That's wrong. It doesn't seem to realise that a reverse scan on the index
would give the right answer. Note that that's only true because you're
selecting only a single motid. If there were multiple, a reverse scan would
definitly not be appropriate.

Not sure how to fix this though.

Functional index?
--
Martijn van Oosterhout <kleptog@svana.org>
http://svana.org/kleptog/
> Magnetism, electricity and motion are like a three-for-two special offer:
> if you have two of them, the third one comes free.

Re: Determining which index to create

От
Hiroshi Inoue
Дата:
Martijn van Oosterhout wrote:
>
> On Wed, Nov 21, 2001 at 04:09:52PM +0100, Eric Cholet wrote:
> > => explain select * from dico_frs where motid=4742 order by date desc limit
> > 10;
> > NOTICE:  QUERY PLAN:
> >
> > Limit  (cost=46172.25..46172.25 rows=10 width=16)
> >   ->  Sort  (cost=46172.25..46172.25 rows=11382 width=16)
> >         ->  Index Scan using dico_frs_motid_date on dico_frs
> > (cost=0.00..45405.39 rows=11382 width=16)
>
> That's wrong. It doesn't seem to realise that a reverse scan on the index
> would give the right answer. Note that that's only true because you're
> selecting only a single motid. If there were multiple, a reverse scan would
> definitly not be appropriate.

Please try
  select * from dico_frs where motid=4742 order by motid desc,
  date desc limit 10;

regards,
Hiroshi Inoue

Re: Determining which index to create

От
Tom Lane
Дата:
Martijn van Oosterhout <kleptog@svana.org> writes:
> That's wrong. It doesn't seem to realise that a reverse scan on the index
> would give the right answer. Note that that's only true because you're
> selecting only a single motid.

Yeah, there's currently little connection between the planner's code that
recognizes "you could use this index to meet these WHERE conditions"
and the code that recognizes "you could use this index to produce this
sort ordering".  In particular it has no clue that exact equality
constraints on earlier index columns might allow it to consider the
indexscan result as being sorted by later index columns.

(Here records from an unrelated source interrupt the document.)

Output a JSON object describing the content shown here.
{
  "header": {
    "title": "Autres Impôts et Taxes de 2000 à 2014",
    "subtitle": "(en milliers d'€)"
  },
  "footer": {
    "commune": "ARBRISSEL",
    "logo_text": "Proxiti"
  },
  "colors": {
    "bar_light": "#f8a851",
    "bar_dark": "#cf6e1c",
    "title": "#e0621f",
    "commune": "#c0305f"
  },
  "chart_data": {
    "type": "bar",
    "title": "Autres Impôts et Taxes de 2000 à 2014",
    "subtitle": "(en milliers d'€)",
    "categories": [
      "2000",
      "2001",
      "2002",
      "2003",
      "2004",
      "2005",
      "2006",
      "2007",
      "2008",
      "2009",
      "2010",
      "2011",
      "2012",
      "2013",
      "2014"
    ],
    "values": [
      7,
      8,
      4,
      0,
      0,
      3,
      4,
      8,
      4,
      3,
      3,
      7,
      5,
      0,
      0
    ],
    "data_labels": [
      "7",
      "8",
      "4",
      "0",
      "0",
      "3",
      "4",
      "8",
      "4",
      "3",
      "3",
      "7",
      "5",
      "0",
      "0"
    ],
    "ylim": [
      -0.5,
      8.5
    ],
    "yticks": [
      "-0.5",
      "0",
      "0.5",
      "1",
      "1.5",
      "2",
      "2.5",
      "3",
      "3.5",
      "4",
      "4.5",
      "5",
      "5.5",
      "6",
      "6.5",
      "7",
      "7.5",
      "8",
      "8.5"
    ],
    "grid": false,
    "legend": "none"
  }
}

> Not sure how to fix this though.

Offhand it doesn't seem like a trivial change :-(

I'd be wary of expending a lot of planning cycles to detect this,
because it doesn't seem like a very common case.  But if we can find
a way to do it cheaply, it'd be a cool optimization.

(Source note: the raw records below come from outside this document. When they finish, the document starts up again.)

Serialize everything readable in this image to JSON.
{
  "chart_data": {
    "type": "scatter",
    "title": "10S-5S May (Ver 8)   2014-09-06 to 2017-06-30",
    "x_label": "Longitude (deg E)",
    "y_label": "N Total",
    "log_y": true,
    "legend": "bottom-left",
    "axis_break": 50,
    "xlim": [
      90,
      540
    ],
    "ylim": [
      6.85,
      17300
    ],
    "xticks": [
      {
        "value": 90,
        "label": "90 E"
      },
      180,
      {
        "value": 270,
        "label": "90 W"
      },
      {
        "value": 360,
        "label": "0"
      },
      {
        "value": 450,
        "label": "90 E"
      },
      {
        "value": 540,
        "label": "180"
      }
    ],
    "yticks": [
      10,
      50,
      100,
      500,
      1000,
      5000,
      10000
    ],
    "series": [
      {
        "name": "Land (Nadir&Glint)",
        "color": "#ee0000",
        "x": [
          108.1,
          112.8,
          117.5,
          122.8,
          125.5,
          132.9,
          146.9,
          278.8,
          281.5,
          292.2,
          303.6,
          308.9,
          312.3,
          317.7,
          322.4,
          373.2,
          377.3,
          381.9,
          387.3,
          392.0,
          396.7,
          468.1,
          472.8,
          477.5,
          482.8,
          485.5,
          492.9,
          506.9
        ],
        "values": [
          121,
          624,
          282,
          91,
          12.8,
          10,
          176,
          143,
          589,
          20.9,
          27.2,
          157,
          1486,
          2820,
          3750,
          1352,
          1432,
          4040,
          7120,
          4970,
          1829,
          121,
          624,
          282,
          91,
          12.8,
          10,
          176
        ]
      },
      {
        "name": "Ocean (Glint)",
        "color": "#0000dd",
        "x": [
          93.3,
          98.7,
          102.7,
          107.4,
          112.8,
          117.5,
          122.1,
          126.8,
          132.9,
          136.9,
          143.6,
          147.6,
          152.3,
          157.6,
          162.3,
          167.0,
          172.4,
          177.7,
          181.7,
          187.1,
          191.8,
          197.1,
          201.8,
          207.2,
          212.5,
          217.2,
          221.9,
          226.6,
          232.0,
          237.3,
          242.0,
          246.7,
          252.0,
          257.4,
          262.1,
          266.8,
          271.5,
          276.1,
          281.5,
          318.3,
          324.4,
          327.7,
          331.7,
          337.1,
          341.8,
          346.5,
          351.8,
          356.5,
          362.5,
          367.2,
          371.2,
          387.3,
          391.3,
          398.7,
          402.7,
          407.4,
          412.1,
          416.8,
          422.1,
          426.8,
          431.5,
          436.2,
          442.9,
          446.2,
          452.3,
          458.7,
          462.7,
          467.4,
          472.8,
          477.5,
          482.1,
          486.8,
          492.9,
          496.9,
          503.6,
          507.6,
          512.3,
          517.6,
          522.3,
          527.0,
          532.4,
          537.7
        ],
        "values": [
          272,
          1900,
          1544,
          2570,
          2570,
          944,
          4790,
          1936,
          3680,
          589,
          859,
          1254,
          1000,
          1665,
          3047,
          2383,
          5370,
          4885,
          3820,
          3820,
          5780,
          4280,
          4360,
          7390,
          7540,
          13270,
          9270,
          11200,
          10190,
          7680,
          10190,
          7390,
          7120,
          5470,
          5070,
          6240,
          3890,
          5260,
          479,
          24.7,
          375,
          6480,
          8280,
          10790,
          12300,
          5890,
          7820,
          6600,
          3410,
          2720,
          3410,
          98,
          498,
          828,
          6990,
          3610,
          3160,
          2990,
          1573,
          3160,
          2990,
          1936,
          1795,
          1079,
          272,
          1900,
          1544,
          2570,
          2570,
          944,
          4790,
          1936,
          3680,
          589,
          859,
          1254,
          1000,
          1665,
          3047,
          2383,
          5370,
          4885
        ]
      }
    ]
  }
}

            regards, tom lane

Re: Determining which index to create

От
Eric Cholet
Дата:
--On jeudi 22 novembre 2001 11:00 +0900 Hiroshi Inoue <Inoue@tpf.co.jp>
wrote:

> Martijn van Oosterhout wrote:
>>
>> On Wed, Nov 21, 2001 at 04:09:52PM +0100, Eric Cholet wrote:
>> > => explain select * from dico_frs where motid=4742 order by date desc
>> > limit 10;
>> > NOTICE:  QUERY PLAN:
>> >
>> > Limit  (cost=46172.25..46172.25 rows=10 width=16)
>> >   ->  Sort  (cost=46172.25..46172.25 rows=11382 width=16)
>> >         ->  Index Scan using dico_frs_motid_date on dico_frs
>> > (cost=0.00..45405.39 rows=11382 width=16)
>>
>> That's wrong. It doesn't seem to realise that a reverse scan on the index
>> would give the right answer. Note that that's only true because you're
>> selecting only a single motid. If there were multiple, a reverse scan
>> would definitly not be appropriate.
>
> Please try
>   select * from dico_frs where motid=4742 order by motid desc,
>   date desc limit 10;

Wow, I am speechless. Sub-second response time, whether the result set
is large or very small. Very impressive. I have resisted pressure to
use Oracle for this application, trusting open source software would do
an equivalent or better job (this table has 140 million records).

Thank you very much.

--
Eric Cholet